Ella no dijo nada, sabía a lo que íbamos. Abrí una de las salas y vi que era la de Hannival no, aquí no entraría.

Fui a la siguiente y era la de V, abrí la otra puerta y esa estaba esterilizada y sin estrenar. Esta era para las visitas.

Entré con ella y até sus manos al poste que había en la pared.

Ella empezó a llorar.

-Es pronto para llorar- dije con la voz ligeramente ronca-.

Fui a la pared y quité uno de los látigos trenzados que colgaba allí.

Desgarré literalmente su vestido y quité su ropa interior dejándola desnuda.

El siguiente paso era fácil, y jodidamente excitante. Ella era mía y podía hacer con ella todo lo que a mí me diese la gana.

Como esto por ejemplo.

Hice que la punta trenzada del látigo diese en la piel de su trasero una vez otro, y otra más.

Ella no dejaba de llorar y gritar por el dolor.

Cuando la mano se me cansó y perdí la cuenta de los latigazos que se llevó quité mis pantalones y mi bóxer, me la cogí y la metí tomándola desde atrás.

Ella gritó pero no le salió la voz.

Sus manos estaban rojas al igual que su trasero por la fricción del látigo de cuero negro.

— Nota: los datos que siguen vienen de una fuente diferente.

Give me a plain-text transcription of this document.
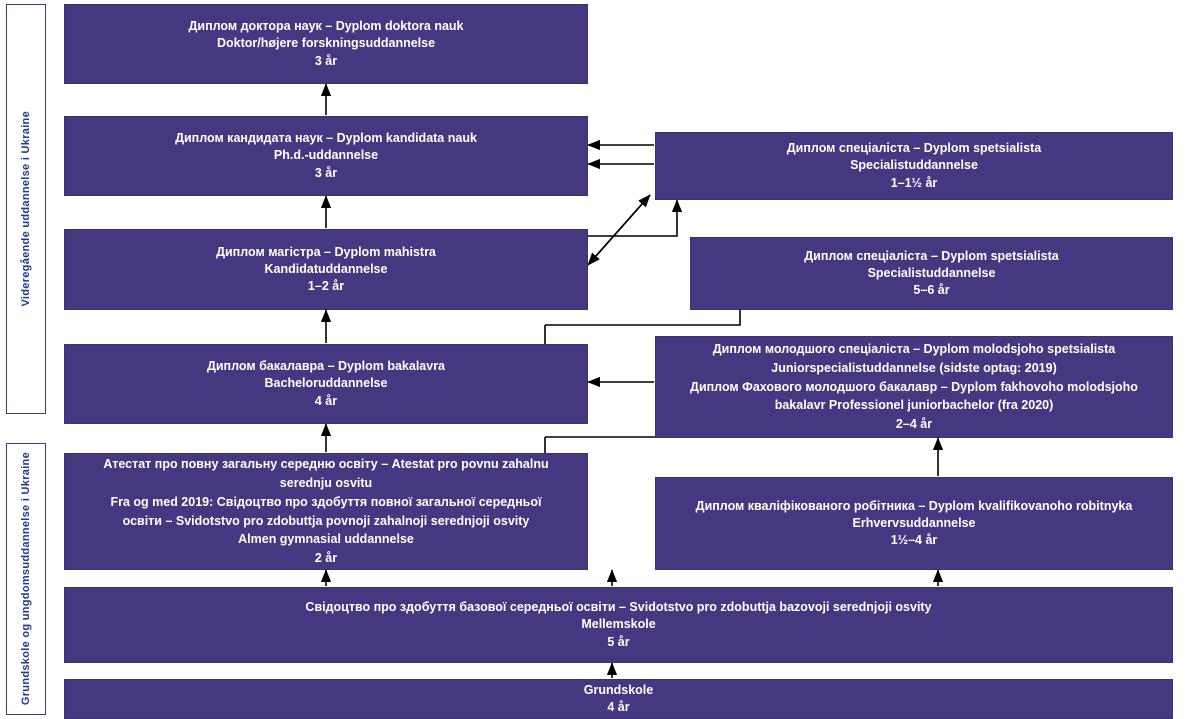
Videregående uddannelse i Ukraine
Grundskole og ungdomsuddannelse i Ukraine
Диплом доктора наук – Dyplom doktora nauk
Doktor/højere forskningsuddannelse
3 år
Диплом кандидата наук – Dyplom kandidata nauk
Ph.d.-uddannelse
3 år
Диплом магістра – Dyplom mahistra
Kandidatuddannelse
1–2 år
Диплом бакалавра – Dyplom bakalavra
Bacheloruddannelse
4 år
Диплом спеціаліста – Dyplom spetsialista
Specialistuddannelse
1–1½ år
Диплом спеціаліста – Dyplom spetsialista
Specialistuddannelse
5–6 år
Диплом молодшого спеціаліста – Dyplom molodsjoho spetsialista
Juniorspecialistuddannelse (sidste optag: 2019)
Диплом Фахового молодшого бакалавр – Dyplom fakhovoho molodsjoho
bakalavr Professionel juniorbachelor (fra 2020)
2–4 år
Атестат про повну загальну середню освіту – Atestat pro povnu zahalnu
serednju osvitu
Fra og med 2019: Свідоцтво про здобуття повної загальної середньої
освіти – Svidotstvo pro zdobuttja povnoji zahalnoji serednjoji osvity
Almen gymnasial uddannelse
2 år
Диплом кваліфікованого робітника – Dyplom kvalifikovanoho robitnyka
Erhvervsuddannelse
1½–4 år
Свідоцтво про здобуття базової середньої освіти – Svidotstvo pro zdobuttja bazovoji serednjoji osvity
Mellemskole
5 år
Grundskole
4 år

Ese rojo brillante en su piel quedaba muy bien.

Y volví a meterme en ella buscando mi liberación, ella se corrió empapándome por completo y seguí metiéndome en ella hasta que me corrí abundantemente en su interior.

Esto no ha acabado... no ha acabado...

(Pov Vladimir)

Esto de estar con niños nunca se me había dado bien, y Darío estaba igual que yo.

-¿Y ahora que le pasa?- cogí a la pequeña Evangeline en brazos y ella me miró exigiendo algo...-.

-No se... HAVERS- gritó Darío-.

El mayordomo no tardó en venir, con ese uniforme negro con pajarita del mismo color y camisa blanca.

-Me ha llamado señor-.

-Si... ¿qué le pasa a la niña?-.

El mayordomo la tomó en brazos y la niña se calló.

Por primera vez vi sonreír a Havers que jugó con la niña un poco.

-Ella está bien, solo echa de menos a su padre y a su madre-.

-¿Por cierto donde están?- se me ocurrió preguntar-.

La cara de Darío se endureció.

-Los he visto ir al pasillo de las puertas negras-.

Mierda... no sabía que Kevin era sado... pero tampoco era una sorpresa.

Hannival vino cogido de la mano de Anny y esta tenía un algodón de azúcar en su otra mano, Troy tenía en brazos a Aitana que parecía haber llorado.

-¿Que le ha pasado a mi sobrina?-.

-Se ha caído del columpio, le dije que tenía que tener más cuidado-.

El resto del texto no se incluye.